Ceci mérite un commentaire complémentaire : il faut prendre l’appellation “medias locaux” au pied de la lettre (un media est un support qui permet de diffuser un message auprès d’une cible donnée) et non dans le sens restrictif qu’on leur donne trop souvent (les mass-media commercialisés localement). Parmi les medias locaux les plus efficaces, on retrouve nombre de media du magasin : le catalogue, l’affichage local (y compris longue conservation), la présence internet et mobile (SEM, sites, display …).
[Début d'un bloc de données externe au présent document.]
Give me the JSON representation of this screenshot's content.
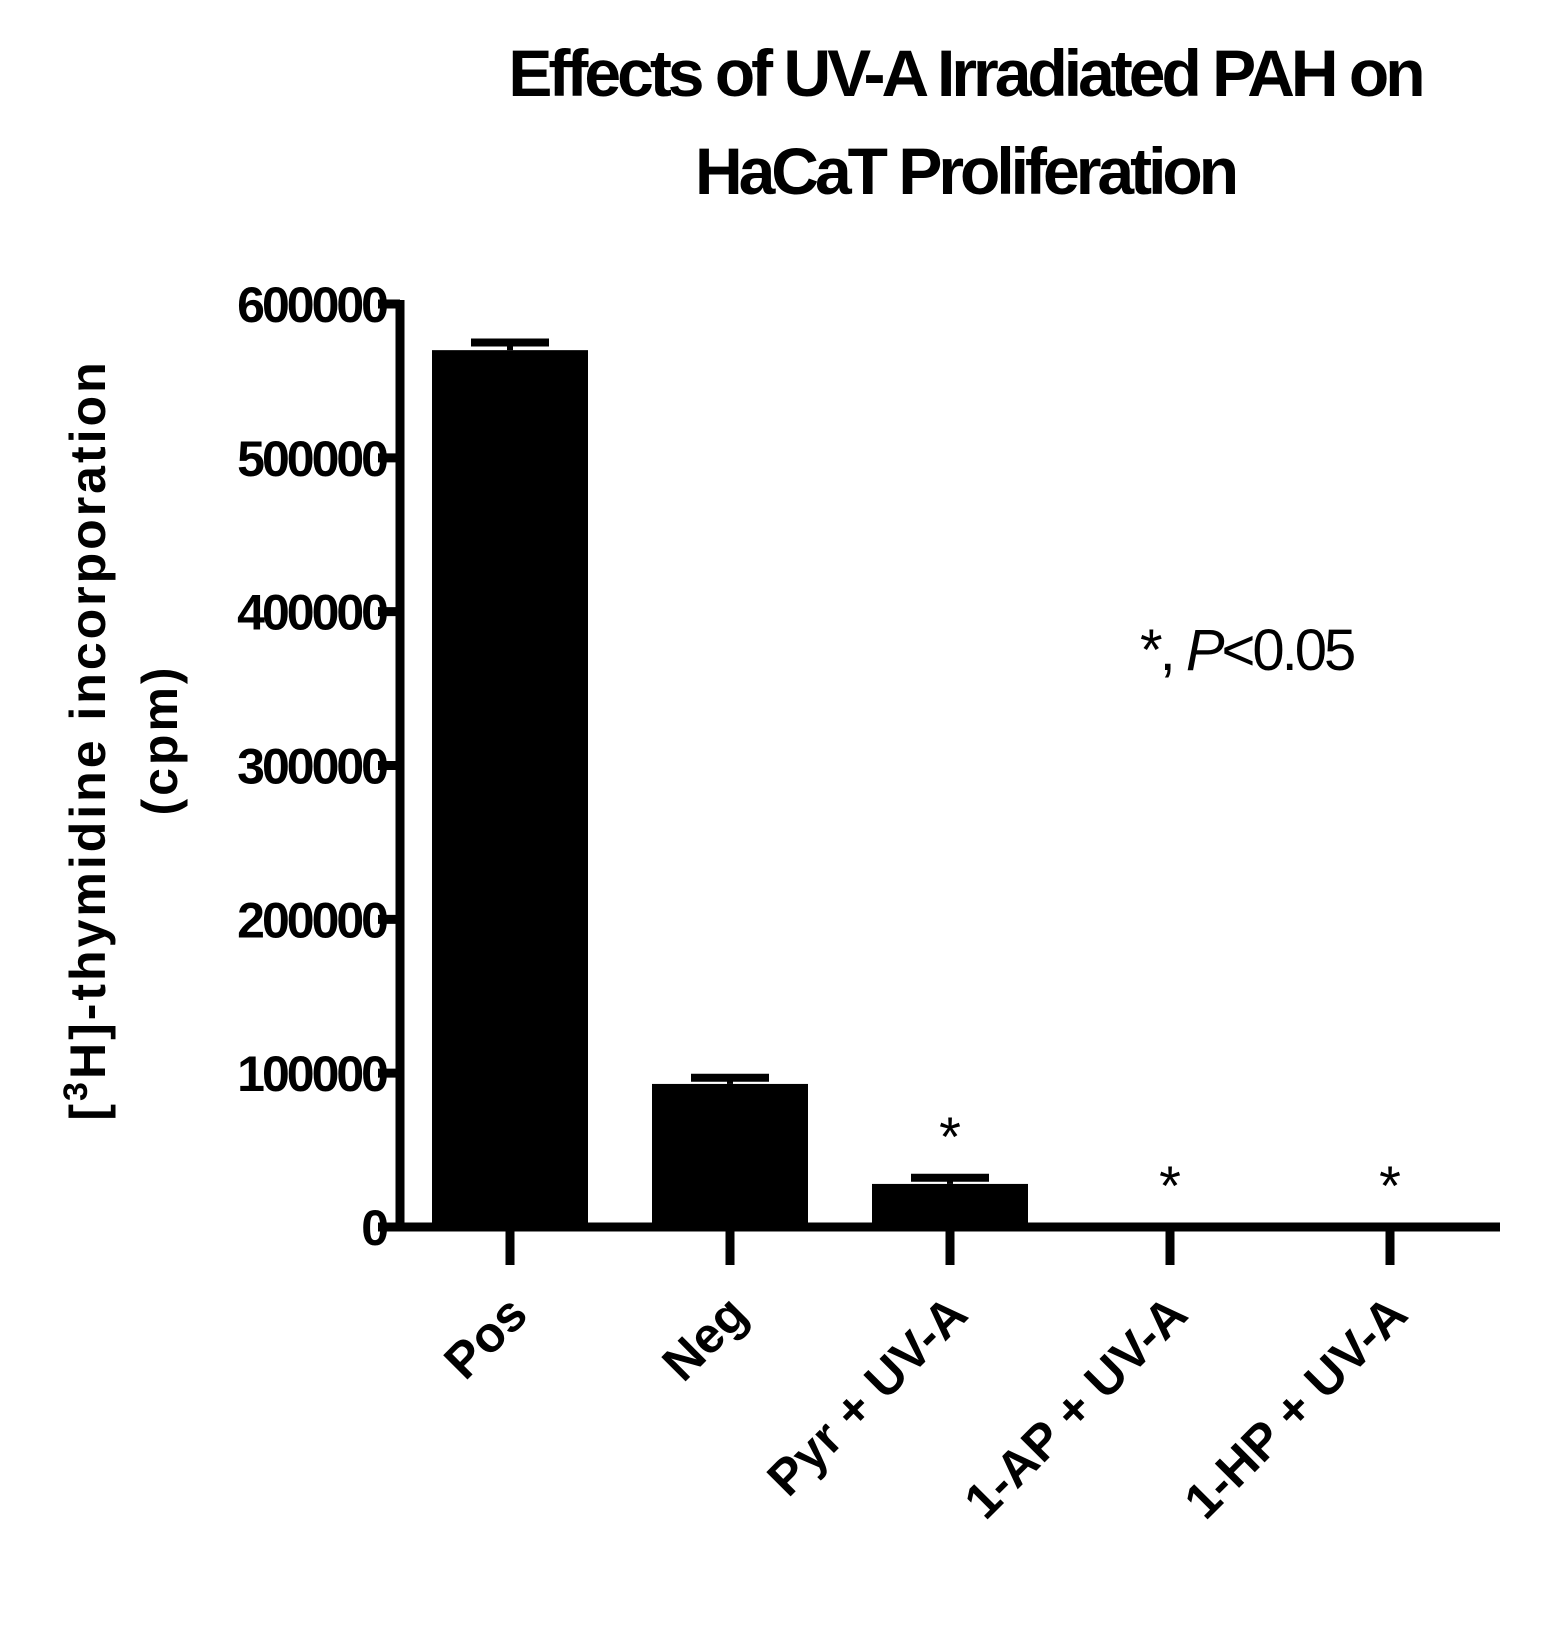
{
  "chart_data": {
    "type": "bar",
    "title_line1": "Effects of UV-A Irradiated PAH on",
    "title_line2": "HaCaT Proliferation",
    "ylabel_line1_prefix": "[",
    "ylabel_line1_sup": "3",
    "ylabel_line1_rest": "H]-thymidine incorporation",
    "ylabel_line2": "(cpm)",
    "xlabel": "",
    "ylim": [
      0,
      600000
    ],
    "yticks": [
      "0",
      "100000",
      "200000",
      "300000",
      "400000",
      "500000",
      "600000"
    ],
    "categories": [
      "Pos",
      "Neg",
      "Pyr + UV-A",
      "1-AP + UV-A",
      "1-HP + UV-A"
    ],
    "values": [
      570000,
      93000,
      28000,
      0,
      0
    ],
    "error_upper": [
      575000,
      97000,
      32000,
      0,
      0
    ],
    "significance": [
      "",
      "",
      "*",
      "*",
      "*"
    ],
    "annotation_star": "*",
    "annotation_sep": ", ",
    "annotation_p": "P",
    "annotation_rest": "<0.05",
    "bar_color": "#000000",
    "grid": false,
    "legend": "none"
  }
}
Le degré ultime du media local, c’est le “one to one”. C’est la nouvelle frontière vers laquelle tend la communication digitale enrichie par le big data. Cette communication est la plus à même de générer un passage à l’acte, car elle s’adresse au(x) client(s) ou prospect(s) de la marque en lui parlant de ce qui le concerne directement, des offres qui lui sont faites ici et maintenant : elle permet de créer un réel engagement, elle « prouve » au niveau local cette proximité revendiquée nationalement … Seul inconvénient, son coût contact est forcément plus élevé, mais si la communication locale est bien gérée, son ROI est souvent excellent…

 

Bien entendu, comme au final il n’existe qu’une marque et qu’un individu, il faut que tous les messages de la marque se renforcent sans jamais lutter les uns contre les autres… Il faut donc avoir conscience qu’il doit s’agir de 3 facettes d’une seule et même communication, celle que l’annonceur, la marque ou le produit doit entretenir avec son client présent ou futur. En effet, toute pensée trop segmentante ne permettra pas d’optimiser la synergie entre les différents moyens employés.

 

Les enseignes sont à ce titre des annonceurs particulièrement concernés par cette logique. Une enseigne a besoin d’avoir une certaine notoriété pour attirer les clients. Très vite sa notoriété n’aura pas de sens que si elle sert à construire une image. Nous sommes jusque là dans le domaine des mass médias nationaux. Une approche régionale peut permettre d’aller un cran plus loin, en adaptant le message à une cible mieux définie. Mais c’est grâce à sa dimension locale et à la richesse d’un ciblage ultrafin que la communication prendra toute son efficacité.